Share your dilemmas and get honest opinions from other Mumsnetters.

AIBU to think that Bridget Phillipson is exaggerating the level of middle-class support for VAT on school fees?

1000 replies

TepidWatersOfManagedDecline · 29/12/2024 14:00

Bridget Phillipson has been quoted as saying that the policy is supported by "middle-class parents in good professional jobs with housing costs who just can't afford that level of fee" and want "brilliant state schools". www.bbc.co.uk/news/articles/c86wd1y7v2xo

Is this true, in your experience? Most middle-class parents with professional jobs who I’ve discussed this with think that it’s a spiteful policy (including those who don’t use the independent sector).

AIBU to think that Bridget Phillipson is exaggerating the level of support for the policy?

OP posts:
Thread gallery
13
MrsMurphyIWish · 30/12/2024 21:07

velodrome · 30/12/2024 21:05

Those interested in legal reforms to SEND system please have a read of this news and quote from the IPSEA website - they sound worried about government direction of travel
https://www.ipsea.org.uk/news/new-parliamentary-inquiry-into-solving-the-send-crisis

Most of us of SEND parents just get on with it with the best we can.

TammyBundleballs · 30/12/2024 21:08

Blabadder · 30/12/2024 19:58

Ruining your finances to pay for something g that is free ( sorry, you have already paid for in tax) is entirely a personal choice.
Most private parents however are not living on the breadline while sending kids to £20k,£30k a year schools. Thats facts.
its also why, quite literally no-one other than private parents ( or the grandparents they’re tithing for help) care about VAT being added to fees.
The other 94% care that date education is good, and improving. That’s all.

The policy is economically illiterate.

My DS starts school next September. We currently have a place reserved for him at a private pre-prep and have also applied for a very good local village state school which we have a pretty good chance of getting a place at because there are virtually no children living in the catchment area. Based on the LA birth stats there were just 4 children born in the catchment area in his year group.

If we get offered a place at the excellent village state school we’ll probably take it. We can easily afford the private school fees but are wary of entering the private school system until there is a new pro-education government in place. Hopefully this will happen at the next GE which will be well before DS starts secondary school.

By deterring us for the time being Labour has imposed a huge cost on the taxpayer.

The taxpayer will pay 7k for the state school place. 4k VAT won’t be paid and income tax will also fall. We will put the equivalent of the fee money into a pension and pay no tax on it. This means the Treasury will get around 16k less income tax from our household than we currently pay.

In total that all adds up a 27k bill for the taxpayer for each year that we use state over private schools.
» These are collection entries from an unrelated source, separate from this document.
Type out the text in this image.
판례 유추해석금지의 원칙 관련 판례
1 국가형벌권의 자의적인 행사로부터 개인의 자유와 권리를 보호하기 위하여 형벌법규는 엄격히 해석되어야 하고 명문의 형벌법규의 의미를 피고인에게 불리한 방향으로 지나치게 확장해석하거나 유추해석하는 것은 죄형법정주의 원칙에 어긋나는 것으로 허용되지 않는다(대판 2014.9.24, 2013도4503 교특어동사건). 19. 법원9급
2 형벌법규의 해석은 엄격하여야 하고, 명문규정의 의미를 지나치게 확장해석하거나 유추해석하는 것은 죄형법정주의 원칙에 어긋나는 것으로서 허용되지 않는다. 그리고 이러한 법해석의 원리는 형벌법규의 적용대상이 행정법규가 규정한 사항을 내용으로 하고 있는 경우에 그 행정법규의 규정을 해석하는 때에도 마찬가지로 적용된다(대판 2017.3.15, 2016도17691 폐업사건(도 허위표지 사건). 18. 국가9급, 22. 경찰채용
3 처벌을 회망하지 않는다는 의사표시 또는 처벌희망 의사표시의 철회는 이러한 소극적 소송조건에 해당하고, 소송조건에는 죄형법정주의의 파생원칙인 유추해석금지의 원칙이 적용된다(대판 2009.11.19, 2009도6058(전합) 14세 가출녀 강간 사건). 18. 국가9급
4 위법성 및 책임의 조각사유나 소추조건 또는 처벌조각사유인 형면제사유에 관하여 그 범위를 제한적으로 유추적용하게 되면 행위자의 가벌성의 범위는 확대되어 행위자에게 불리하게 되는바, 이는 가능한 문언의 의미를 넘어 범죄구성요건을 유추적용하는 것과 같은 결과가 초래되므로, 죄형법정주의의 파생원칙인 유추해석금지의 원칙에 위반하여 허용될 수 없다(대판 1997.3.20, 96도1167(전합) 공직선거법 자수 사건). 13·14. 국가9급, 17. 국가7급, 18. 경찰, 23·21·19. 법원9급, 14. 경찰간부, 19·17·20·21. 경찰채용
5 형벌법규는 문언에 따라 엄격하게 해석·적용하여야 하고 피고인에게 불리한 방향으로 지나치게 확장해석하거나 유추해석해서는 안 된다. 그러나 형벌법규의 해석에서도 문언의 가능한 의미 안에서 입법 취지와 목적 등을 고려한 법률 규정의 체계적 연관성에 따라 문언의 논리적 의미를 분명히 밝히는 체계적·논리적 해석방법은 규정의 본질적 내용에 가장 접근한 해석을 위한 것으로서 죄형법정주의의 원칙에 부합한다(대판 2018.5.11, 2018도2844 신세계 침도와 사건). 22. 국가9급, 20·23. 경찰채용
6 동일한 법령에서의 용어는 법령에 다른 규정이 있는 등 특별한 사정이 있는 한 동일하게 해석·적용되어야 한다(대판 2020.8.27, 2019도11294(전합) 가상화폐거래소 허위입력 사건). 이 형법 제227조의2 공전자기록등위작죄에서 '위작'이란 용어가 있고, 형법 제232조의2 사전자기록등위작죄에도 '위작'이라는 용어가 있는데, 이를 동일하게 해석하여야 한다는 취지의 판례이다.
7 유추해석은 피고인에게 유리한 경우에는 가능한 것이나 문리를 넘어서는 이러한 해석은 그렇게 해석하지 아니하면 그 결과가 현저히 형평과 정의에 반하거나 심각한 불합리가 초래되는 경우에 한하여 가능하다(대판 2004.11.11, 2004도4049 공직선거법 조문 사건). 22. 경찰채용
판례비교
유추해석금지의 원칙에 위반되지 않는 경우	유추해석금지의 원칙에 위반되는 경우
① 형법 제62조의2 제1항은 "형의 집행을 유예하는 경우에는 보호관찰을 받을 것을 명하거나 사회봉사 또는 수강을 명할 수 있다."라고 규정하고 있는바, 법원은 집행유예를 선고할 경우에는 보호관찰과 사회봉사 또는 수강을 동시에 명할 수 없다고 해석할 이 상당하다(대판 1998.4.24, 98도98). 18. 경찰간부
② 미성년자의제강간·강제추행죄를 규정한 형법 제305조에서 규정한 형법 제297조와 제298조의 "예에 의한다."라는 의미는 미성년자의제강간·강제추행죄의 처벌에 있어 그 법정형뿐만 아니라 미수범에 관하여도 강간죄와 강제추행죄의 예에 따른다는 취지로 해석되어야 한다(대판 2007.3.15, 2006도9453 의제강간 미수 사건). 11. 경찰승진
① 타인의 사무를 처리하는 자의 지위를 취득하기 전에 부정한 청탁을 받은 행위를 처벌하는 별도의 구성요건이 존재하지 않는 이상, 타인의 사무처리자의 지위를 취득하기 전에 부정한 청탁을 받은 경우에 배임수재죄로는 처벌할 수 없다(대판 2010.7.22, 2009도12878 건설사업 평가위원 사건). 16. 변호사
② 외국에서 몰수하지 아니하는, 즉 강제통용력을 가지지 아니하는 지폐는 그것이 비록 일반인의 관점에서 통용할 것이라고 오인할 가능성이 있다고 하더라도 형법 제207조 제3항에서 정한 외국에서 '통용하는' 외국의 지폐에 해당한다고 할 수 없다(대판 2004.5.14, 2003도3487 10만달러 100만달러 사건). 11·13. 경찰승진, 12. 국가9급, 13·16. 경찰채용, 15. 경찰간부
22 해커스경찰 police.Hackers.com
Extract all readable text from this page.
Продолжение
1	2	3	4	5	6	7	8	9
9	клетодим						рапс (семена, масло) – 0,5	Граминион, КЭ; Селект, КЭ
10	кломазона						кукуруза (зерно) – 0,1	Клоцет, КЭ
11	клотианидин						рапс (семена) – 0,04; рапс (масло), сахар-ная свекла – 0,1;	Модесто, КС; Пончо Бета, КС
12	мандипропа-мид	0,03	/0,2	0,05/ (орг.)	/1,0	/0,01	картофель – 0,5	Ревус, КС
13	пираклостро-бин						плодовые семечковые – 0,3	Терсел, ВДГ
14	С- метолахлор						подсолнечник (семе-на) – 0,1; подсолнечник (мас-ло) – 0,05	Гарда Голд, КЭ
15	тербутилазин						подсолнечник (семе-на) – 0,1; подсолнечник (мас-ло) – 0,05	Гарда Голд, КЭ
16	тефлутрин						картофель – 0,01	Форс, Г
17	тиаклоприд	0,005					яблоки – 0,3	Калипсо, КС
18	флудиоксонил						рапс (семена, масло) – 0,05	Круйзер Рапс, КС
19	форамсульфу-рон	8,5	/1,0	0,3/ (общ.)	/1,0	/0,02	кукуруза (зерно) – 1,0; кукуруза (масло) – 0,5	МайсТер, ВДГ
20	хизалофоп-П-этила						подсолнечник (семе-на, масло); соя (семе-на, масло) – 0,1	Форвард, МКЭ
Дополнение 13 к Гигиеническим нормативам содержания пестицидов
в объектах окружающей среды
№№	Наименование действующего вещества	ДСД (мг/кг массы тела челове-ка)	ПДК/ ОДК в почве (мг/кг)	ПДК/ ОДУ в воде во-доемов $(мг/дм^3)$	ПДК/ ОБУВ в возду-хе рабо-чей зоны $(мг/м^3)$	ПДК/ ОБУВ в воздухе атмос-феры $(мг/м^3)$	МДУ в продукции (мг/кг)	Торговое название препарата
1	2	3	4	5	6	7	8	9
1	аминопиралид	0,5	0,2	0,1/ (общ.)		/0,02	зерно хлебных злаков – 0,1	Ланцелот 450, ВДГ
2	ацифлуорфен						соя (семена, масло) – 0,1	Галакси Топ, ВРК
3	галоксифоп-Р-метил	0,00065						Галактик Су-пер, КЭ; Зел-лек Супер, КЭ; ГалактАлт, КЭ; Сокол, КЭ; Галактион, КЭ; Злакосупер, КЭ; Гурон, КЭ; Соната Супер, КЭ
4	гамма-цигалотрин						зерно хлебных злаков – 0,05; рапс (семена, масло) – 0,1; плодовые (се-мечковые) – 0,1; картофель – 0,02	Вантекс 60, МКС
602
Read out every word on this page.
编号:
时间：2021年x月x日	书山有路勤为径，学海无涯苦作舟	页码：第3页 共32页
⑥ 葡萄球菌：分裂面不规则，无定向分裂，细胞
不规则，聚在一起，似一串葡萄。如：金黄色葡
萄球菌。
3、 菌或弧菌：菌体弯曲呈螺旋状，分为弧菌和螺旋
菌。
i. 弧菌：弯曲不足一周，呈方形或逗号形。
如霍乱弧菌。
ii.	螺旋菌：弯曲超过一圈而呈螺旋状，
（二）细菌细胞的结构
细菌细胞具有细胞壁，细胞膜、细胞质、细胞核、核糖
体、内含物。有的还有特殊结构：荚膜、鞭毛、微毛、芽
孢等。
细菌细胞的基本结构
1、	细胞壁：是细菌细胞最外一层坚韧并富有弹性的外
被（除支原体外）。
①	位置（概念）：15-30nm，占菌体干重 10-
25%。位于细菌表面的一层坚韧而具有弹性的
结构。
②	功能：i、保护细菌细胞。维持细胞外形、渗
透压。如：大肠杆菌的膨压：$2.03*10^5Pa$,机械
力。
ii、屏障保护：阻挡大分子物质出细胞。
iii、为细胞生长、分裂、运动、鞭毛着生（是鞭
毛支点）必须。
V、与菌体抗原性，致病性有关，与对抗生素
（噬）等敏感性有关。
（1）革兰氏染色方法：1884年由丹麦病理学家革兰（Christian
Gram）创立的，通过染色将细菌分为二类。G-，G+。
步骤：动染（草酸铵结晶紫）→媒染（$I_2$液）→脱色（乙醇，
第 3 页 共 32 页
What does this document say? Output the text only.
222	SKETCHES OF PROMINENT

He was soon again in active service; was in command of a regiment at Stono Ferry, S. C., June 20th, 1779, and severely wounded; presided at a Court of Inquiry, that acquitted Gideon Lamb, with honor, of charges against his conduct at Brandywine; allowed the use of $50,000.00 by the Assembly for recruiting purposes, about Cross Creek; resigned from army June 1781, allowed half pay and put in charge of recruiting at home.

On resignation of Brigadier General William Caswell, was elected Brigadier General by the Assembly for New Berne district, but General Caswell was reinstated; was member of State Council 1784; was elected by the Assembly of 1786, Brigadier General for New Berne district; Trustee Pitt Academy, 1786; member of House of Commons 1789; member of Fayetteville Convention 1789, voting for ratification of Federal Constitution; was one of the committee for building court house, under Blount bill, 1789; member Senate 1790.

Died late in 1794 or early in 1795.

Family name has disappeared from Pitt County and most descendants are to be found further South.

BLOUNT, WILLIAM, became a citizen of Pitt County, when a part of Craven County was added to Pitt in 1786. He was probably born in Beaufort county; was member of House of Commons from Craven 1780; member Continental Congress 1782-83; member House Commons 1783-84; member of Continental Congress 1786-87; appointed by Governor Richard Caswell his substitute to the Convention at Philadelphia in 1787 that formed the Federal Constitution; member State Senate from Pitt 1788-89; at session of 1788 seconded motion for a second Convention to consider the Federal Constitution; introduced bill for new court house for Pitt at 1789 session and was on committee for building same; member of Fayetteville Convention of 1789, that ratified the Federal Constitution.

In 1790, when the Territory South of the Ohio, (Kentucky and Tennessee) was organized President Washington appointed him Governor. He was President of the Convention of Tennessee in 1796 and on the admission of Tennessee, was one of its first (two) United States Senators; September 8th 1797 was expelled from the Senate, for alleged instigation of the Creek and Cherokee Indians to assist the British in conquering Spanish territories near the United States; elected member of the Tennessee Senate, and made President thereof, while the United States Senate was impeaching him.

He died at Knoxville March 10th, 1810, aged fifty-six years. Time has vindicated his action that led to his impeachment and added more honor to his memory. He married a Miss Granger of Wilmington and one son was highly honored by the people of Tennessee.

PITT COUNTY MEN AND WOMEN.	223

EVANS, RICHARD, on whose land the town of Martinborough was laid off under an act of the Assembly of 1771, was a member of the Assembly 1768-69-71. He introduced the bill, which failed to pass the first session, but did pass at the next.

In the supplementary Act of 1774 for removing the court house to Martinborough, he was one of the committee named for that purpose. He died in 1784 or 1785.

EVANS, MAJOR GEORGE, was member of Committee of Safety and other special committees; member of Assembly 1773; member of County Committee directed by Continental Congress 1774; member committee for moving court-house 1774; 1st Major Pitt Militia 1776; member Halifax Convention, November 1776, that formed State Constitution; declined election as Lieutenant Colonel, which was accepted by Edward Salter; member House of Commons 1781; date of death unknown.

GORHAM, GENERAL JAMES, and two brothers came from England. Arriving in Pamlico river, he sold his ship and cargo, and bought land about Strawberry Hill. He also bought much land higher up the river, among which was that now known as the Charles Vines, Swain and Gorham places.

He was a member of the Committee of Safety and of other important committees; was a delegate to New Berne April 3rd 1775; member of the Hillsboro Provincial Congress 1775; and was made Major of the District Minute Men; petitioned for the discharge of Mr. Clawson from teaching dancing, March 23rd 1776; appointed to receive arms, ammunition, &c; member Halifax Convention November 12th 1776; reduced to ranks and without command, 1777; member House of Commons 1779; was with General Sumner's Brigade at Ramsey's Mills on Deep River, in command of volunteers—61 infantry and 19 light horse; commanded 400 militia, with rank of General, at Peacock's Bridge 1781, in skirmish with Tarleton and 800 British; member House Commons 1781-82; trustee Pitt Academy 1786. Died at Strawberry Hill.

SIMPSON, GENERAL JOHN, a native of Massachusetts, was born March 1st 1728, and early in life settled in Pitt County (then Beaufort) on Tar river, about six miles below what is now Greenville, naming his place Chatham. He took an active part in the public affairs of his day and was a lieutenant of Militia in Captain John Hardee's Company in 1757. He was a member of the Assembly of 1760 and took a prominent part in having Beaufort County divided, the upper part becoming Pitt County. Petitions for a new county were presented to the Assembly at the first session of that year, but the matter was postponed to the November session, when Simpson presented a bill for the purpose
If we use state until 11 that is thick end of a 200k loss to the Treasury. At the same time we will accrue well over 100k extra savings over that time period without being a penny worse off in terms of disposable income. The taxpayer is effective paying us a 6 figure sum to use a state primary school.

It is a seriously messed up tax policy that creates such a scenario and understandably not something Labour like to debate as I’m not sure they want people to understand the actual financial impact of the policy.

Another76543 · 30/12/2024 21:09

izimbra · 30/12/2024 20:25

@Mirabai

"The reality is though that state education with some notable exceptions is comparatively crap and deteriorating"

By what metric?

According to the Sutton Trust, privately educating your child on average results in them getting one grade higher in one A level - so a pupil who might have got AAA at a private school is likely to have got AAB at a state school. That probably contributes (though doesn't account for all) the difference in admissions to elite universities.

Doesn't really suggest that most state schools are 'crap', does it?

And then a new study out this year from UCL suggests that at least in England "Pupils in England who attend fee-paying schools no longer outperform their state school peers in core GCSEs once results are adjusted for socioeconomic background".

www.ucl.ac.uk/news/headlines/2024/nov/private-schools-lose-gcse-results-edge-after-socioeconomic-adjusting#:~:text=Private%20school%20pupils%20in%20England,Faculty%20of%20Education%20%26%20Society).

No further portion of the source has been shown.